38ª - Pelo que, é sem sombra de dúvida o foro espanhol o competente para julgar a responsabilidade civil extracontratual da Ré quanto aos alegados danos patrimoniais que lhe são imputados pelo Autor.

39ª – Conforme já referido supra, quando o lugar do facto gerador de responsabilidade extracontratual e o lugar onde esse facto provocou um prejuízo não coincidam, a expressão “lugar onde ocorreu o facto danoso”, deve ser entendida no sentido de que se refere tanto ao lugar onde o prejuízo se verifica como ao do evento causal, pelo que o autor pode optar entre o tribunal do lugar do facto e o do dano para demandar o alegado responsável.

40ª – No entanto, é de excluir a atribuição de competência com este fundamento aos tribunais do lugar da verificação de um dano apenas indiretamente causado pelo evento gerador de responsabilidade civil extracontratual.

41ª - Destarte, sendo os danos morais descritos pelo Autor na sua Petição Inicial subsequentes ou consecutivos do dano inicial causado pelo evento gerador de responsabilidade civil extracontratual (fixação de residência dos menores em Espanha com carater duradouro e sem autorização do Autor e consequente impedimento de cumprimento do regime de visitas estabelecido por acordo, homologado por sentença, em ação de regulação das responsabilidades parentais), deverá considerar-se que são os tribunais espanhóis que têm competência para dirimir o presente litígio, também quanto a estes danos extra-patrimoniais.

42ª - Assim sendo, verifica-se, in casu, a exceção dilatória de incompetência absoluta dos tribunais portugueses para dirimirem o presente litígio, por infração das regras de competência internacional plasmadas no Regulamento n.º 1215/2012 (cfr. artigo 96º al. a) do CPC), conducente à absolvição da instância nos termos do disposto na alínea a) do n.º 1 do art.º 278º do CPC,

43ª – pelo que, ao decidir pela improcedência de tal exceção, violou o tribunal a quo o nº 4 do artigo 581º do Código de Processo Civil, no n.º 2 do artigo 7º do Regulamento (EU) n.º 1215/2012, do Parlamento Europeu e do Conselho, de 12 de dezembro de 20212, a al. a) do artigo 96º e a alínea a) do n.º 1 do artigo 278º ambas do Código de Processo Civil.

Para instruir o presente recurso (…).

Nestes termos, e nos mais de direito aplicáveis, com o douto suprimento de V. Ex.ªs, deverá o presente recurso ser julgado procedente, por provado e, consequentemente, deverá o despacho judicial saneador de 21.09.2021, com a Ref.ª 86298173, ser revogado, determinando-se que se verifica a exceção dilatória de incompetência absoluta dos tribunais portugueses para dirimirem o presente litígio, por infração das regras de competência internacional plasmadas no Regulamento n.º 1215/2012 (cfr. artigo 96º al. a) do CPC), conducente à absolvição da instância nos termos do disposto na alínea a) do n.º 1 do art.º 278º do CPC, SÓ ASSIM SE FARÁ A COSTUMADA JUSTIÇA!»

c) O Autor contra-alegou e concluiu assim:

«1.º A Recorrente requer a atribuição de efeito suspensivo, sem razão.

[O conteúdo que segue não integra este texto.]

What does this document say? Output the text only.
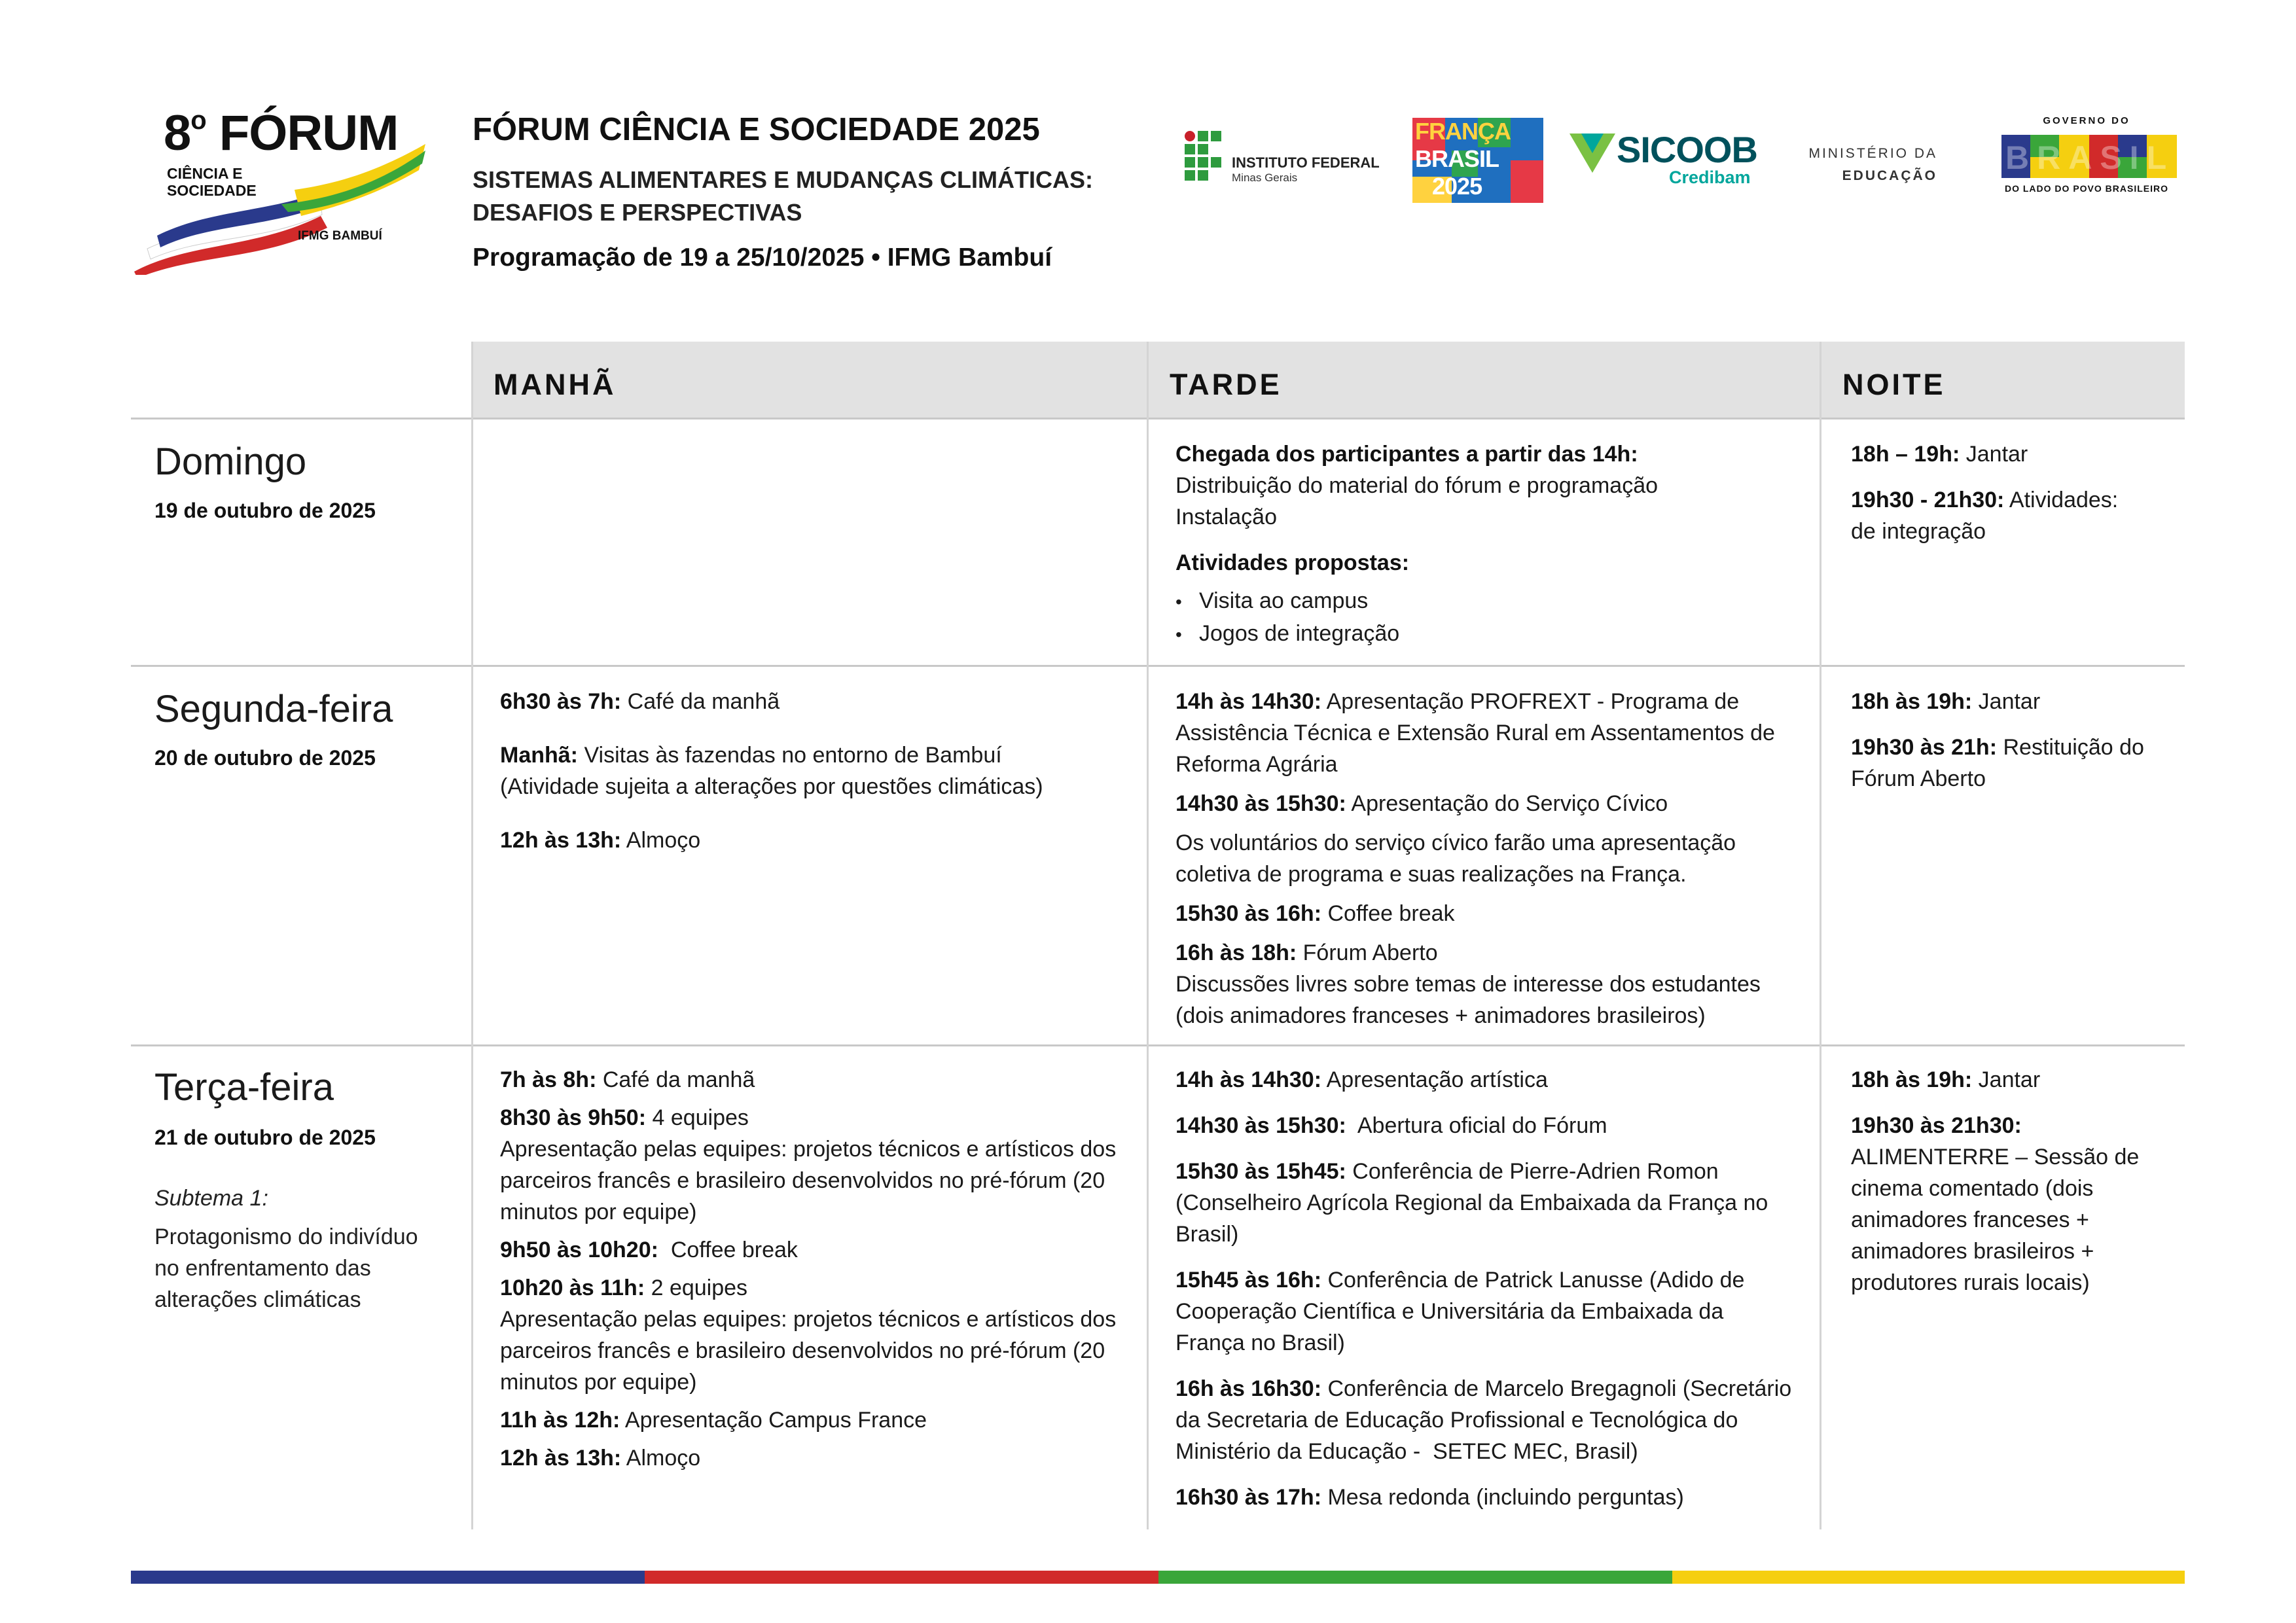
8$^o$ FÓRUM
CIÊNCIA E
SOCIEDADE
IFMG BAMBUÍ
FÓRUM CIÊNCIA E SOCIEDADE 2025
SISTEMAS ALIMENTARES E MUDANÇAS CLIMÁTICAS:
DESAFIOS E PERSPECTIVAS
Programação de 19 a 25/10/2025 • IFMG Bambuí
INSTITUTO FEDERAL
Minas Gerais
FRANÇA
BRASIL
2025
SICOOB
Credibam
MINISTÉRIO DA
EDUCAÇÃO
GOVERNO DO
BRASIL
DO LADO DO POVO BRASILEIRO
MANHÃ	TARDE	NOITE
Domingo
19 de outubro de 2025
Chegada dos participantes a partir das 14h:
Distribuição do material do fórum e programação
Instalação
Atividades propostas:
• Visita ao campus
• Jogos de integração
18h – 19h: Jantar
19h30 - 21h30: Atividades:
de integração
Segunda-feira
20 de outubro de 2025
6h30 às 7h: Café da manhã
Manhã: Visitas às fazendas no entorno de Bambuí
(Atividade sujeita a alterações por questões climáticas)
12h às 13h: Almoço
14h às 14h30: Apresentação PROFREXT - Programa de
Assistência Técnica e Extensão Rural em Assentamentos de
Reforma Agrária
14h30 às 15h30: Apresentação do Serviço Cívico
Os voluntários do serviço cívico farão uma apresentação
coletiva de programa e suas realizações na França.
15h30 às 16h: Coffee break
16h às 18h: Fórum Aberto
Discussões livres sobre temas de interesse dos estudantes
(dois animadores franceses + animadores brasileiros)
18h às 19h: Jantar
19h30 às 21h: Restituição do
Fórum Aberto
Terça-feira
21 de outubro de 2025
Subtema 1:
Protagonismo do indivíduo
no enfrentamento das
alterações climáticas
7h às 8h: Café da manhã
8h30 às 9h50: 4 equipes
Apresentação pelas equipes: projetos técnicos e artísticos dos
parceiros francês e brasileiro desenvolvidos no pré-fórum (20
minutos por equipe)
9h50 às 10h20:  Coffee break
10h20 às 11h: 2 equipes
Apresentação pelas equipes: projetos técnicos e artísticos dos
parceiros francês e brasileiro desenvolvidos no pré-fórum (20
minutos por equipe)
11h às 12h: Apresentação Campus France
12h às 13h: Almoço
14h às 14h30: Apresentação artística
14h30 às 15h30:  Abertura oficial do Fórum
15h30 às 15h45: Conferência de Pierre-Adrien Romon
(Conselheiro Agrícola Regional da Embaixada da França no
Brasil)
15h45 às 16h: Conferência de Patrick Lanusse (Adido de
Cooperação Científica e Universitária da Embaixada da
França no Brasil)
16h às 16h30: Conferência de Marcelo Bregagnoli (Secretário
da Secretaria de Educação Profissional e Tecnológica do
Ministério da Educação -  SETEC MEC, Brasil)
16h30 às 17h: Mesa redonda (incluindo perguntas)
18h às 19h: Jantar
19h30 às 21h30:
ALIMENTERRE – Sessão de
cinema comentado (dois
animadores franceses +
animadores brasileiros +
produtores rurais locais)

O artigo 647.º, n.º 4, do CPC, impõe a verificação de dois requisitos cumulativos para a atribuição de efeito suspensivo (a alegação e comprovação da existência de um prejuízo considerável e o oferecimento e, posterior, efetiva prestação de caução). A Recorrente não cumpriu qualquer um daqueles requisitos.

2.º Não merece qualquer censura a decisão recorrida. O Tribunal a quo não violou o disposto nos artigos 581.º, n.º 4, do CPC, não se compreendendo, sequer, porque razão tal norma jurídica é invocada (nem tendo a Recorrente indicado em que sentido deveria ser aplicada), já que a mesma se reporta aos requisitos da litispendência e do caso julgado, o que não está em discussão neste recurso.

3.º Da mesma forma, o Tribunal a quo não violou o disposto no artigo 7.º, n.º 2, do Regulamento (UE) n.º 1215/2012, do Parlamento e do Conselho, de 12 de dezembro de 2012, 96.º, alínea a) e 278.º, n.º 1, alínea a), do CPC, tendo  

5.º A Recorrente introduz duas alterações na sua alegação de recurso em face ao por si alegado na sua contestação, na tentativa (desesperada e sem qualquer sustentação legal) de tentar “encaixar” os requisitos legais na tese que mais lhe convém:

a) enquanto, na sua contestação, a Recorrente admitia que os danos não patrimoniais invocados pelo aqui Recorrido na sua petição inicial “podem considerar-se como tendo corrido em Portugal (sic, veja-se artigo 11.º e 12.º da contestação), agora, nas suas alegações de recurso já omite tal segmento;

b) enquanto, na sua contestação, a Recorrente identifica como o facto ilícito a deslocação ilícita dos menores, nas suas alegações de recurso já vem invocar como facto ilícito (e também como dano) a fixação da residência dos menores em Espanha.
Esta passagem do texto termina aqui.